En el caso de que la reclamación sea denegada o ignorada, el consumidor puede utilizar cualquiera de estas vías:

  • Si el establecimiento está adherido o se somete de común acuerdo a una Junta Arbitral de Consumo, se puede acudir al sistema arbitral, rellenando la solicitud de arbitraje conforme a los art34 y concordantes del Real Decreto 231/2008, de 15 de febrero, por el que se regula el Sistema Arbitral de Consumo. El consumidor puede dirigir la reclamación a este organismo de forma gratuita, debiendo acompañar toda la documentación en que justifique su reclamación. El laudo que resuelve el procedimiento será obligatorio y vinculante para el establecimiento.
  • En aquellos supuestos en que por cuantía le compense, cabe también dirigirse a los tribunales de justicia, iniciando las acciones necesarias.

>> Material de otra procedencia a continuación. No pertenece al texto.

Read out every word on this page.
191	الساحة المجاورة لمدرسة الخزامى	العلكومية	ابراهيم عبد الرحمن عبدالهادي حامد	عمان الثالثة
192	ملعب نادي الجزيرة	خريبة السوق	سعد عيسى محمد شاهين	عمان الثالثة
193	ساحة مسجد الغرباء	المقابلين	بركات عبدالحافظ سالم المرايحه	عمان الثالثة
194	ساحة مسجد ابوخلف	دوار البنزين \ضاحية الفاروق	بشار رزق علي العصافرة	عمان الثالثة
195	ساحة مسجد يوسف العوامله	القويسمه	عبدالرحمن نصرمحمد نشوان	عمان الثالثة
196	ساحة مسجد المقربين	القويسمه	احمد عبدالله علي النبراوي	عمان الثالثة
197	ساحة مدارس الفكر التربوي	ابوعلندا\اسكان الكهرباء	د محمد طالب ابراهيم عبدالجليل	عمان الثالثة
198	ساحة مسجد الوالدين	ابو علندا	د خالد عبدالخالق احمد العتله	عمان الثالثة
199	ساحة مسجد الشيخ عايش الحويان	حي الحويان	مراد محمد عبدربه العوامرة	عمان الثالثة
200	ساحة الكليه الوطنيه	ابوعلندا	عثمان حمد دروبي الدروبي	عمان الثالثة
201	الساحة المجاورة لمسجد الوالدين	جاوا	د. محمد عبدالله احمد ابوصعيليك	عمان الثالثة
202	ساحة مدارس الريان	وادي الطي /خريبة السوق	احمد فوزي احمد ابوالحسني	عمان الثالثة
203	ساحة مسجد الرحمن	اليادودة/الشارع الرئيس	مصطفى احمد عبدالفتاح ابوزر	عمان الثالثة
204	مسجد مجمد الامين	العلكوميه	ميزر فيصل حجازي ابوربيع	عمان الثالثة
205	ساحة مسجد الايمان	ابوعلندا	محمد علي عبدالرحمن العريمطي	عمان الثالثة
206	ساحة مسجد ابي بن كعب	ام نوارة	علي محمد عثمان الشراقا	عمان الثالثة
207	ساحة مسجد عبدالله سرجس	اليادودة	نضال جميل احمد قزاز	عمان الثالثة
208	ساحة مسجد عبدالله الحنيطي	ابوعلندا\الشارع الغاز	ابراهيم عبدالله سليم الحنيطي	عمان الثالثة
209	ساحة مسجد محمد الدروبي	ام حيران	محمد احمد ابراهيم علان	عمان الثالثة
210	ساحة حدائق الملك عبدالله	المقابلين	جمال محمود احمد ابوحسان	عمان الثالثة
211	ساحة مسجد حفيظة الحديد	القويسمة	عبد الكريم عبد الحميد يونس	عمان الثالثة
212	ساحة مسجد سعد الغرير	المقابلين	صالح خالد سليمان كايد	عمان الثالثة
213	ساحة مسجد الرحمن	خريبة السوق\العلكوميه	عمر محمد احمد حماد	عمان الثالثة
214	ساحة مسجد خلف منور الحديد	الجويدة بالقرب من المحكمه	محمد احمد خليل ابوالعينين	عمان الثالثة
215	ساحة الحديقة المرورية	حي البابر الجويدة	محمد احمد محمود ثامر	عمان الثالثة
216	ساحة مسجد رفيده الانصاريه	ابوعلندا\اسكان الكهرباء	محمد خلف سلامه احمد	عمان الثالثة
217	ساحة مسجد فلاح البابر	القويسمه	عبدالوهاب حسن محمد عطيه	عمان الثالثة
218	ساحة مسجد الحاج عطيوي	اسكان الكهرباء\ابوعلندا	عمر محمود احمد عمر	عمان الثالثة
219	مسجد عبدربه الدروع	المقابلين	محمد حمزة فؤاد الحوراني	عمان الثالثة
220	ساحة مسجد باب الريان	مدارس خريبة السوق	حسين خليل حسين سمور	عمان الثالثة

En cualquiera de estos casos, es fundamental conservar y aportar todas las pruebas de que intente valerse como contrato, facturas, presupuestos, fotografías, informes de peritos, denuncias si las hubiere, justificación de gastos, así como copia del DNI del reclamante.

Pregunta.- Me han perdido la maleta en el avión, ¿a qué tengo derecho?

Respuesta.- Primero, debería acudirse al Mostrador del Punto de Información, que se suele estar identificado con letreros como “Equipaje” o “Lost & Found” y se encuentra ubicado muy cerca de las cintas transportadoras. Una vez allí, se deberá solicitar el Parte de Irregularidad de Equipajes o PIR. Allí, se indica al pasajero que acuda al mostrador de la compañía aérea que ha perdido su maleta, donde usualmente se solicita la tarjeta de embarque, billete o etiquetas de facturación del equipaje para, después, rellenar el PIR y guardar la copia del mismo.

Una vez hecho esto, se debe presentar una reclamación formal por escrito, adjuntando la copia del PIR. Según lo establecido por el Convenio de Montreal, en caso de pérdida, no existe un límite establecido por el convenio, aunque es más que recomendable presentarlo lo antes posible.

La responsabilidad máxima de la compañía en concepto de indemnización por la pérdida de una maleta no puede superar, en principio, los 1.131 derechos especiales de giro (DEG), una unidad que fluctúa diariamente y que se corresponde a una media entre diferentes divisas, cuyo valor establece el FMI (Fondo Monetario Internacional) y que se puede consultar en la página del Banco de España. Esta cuantía, oscila sobre los 1.000 euros – 1.300 euros, cubre tanto el daño provocado como los eventuales gastos —que habrá que justificar conservando tiques y facturas— en el que tuvo que incurrir el pasajero.

Ante esta situación, es conveniente proporcionar un listado con todos los objetos que había en la maleta, detallando los distintos datos cada producto (marca, modelo, fecha de compra, etc.), para que la aerolínea haga una estimación aproximada del valor total.

En cuanto a las incidencias relativas a las maletas, es aconsejable pedir a la Policía o la Guardia Civil que levante atestado del incidente si están cerrados tanto los mostradores tanto de la compañía como de la sociedad gestora del aeropuerto.

Resulta usual que las compañías intenten evitar que el pasajero pida la compensación total, por ejemplo, ofreciéndole una indemnización parcial o haciéndole firmar un documento que le impida reclamar después. En estos casos de pérdida del equipaje, las compañías suelen compensar por peso, pagando un precio por cada kilogramo facturado.

Si las pertenencias tenían un valor mayor que la indemnización máxima establecida, se puede registrar la Declaración Especial de Valor, un inventario del contenido del equipaje que será revisado con detenimiento por la compañía aérea. En la web de cada aerolínea se indican los pasos a seguir para solicitar este servicio, así como el valor máximo a declarar, una cantidad varía en función de la compañía.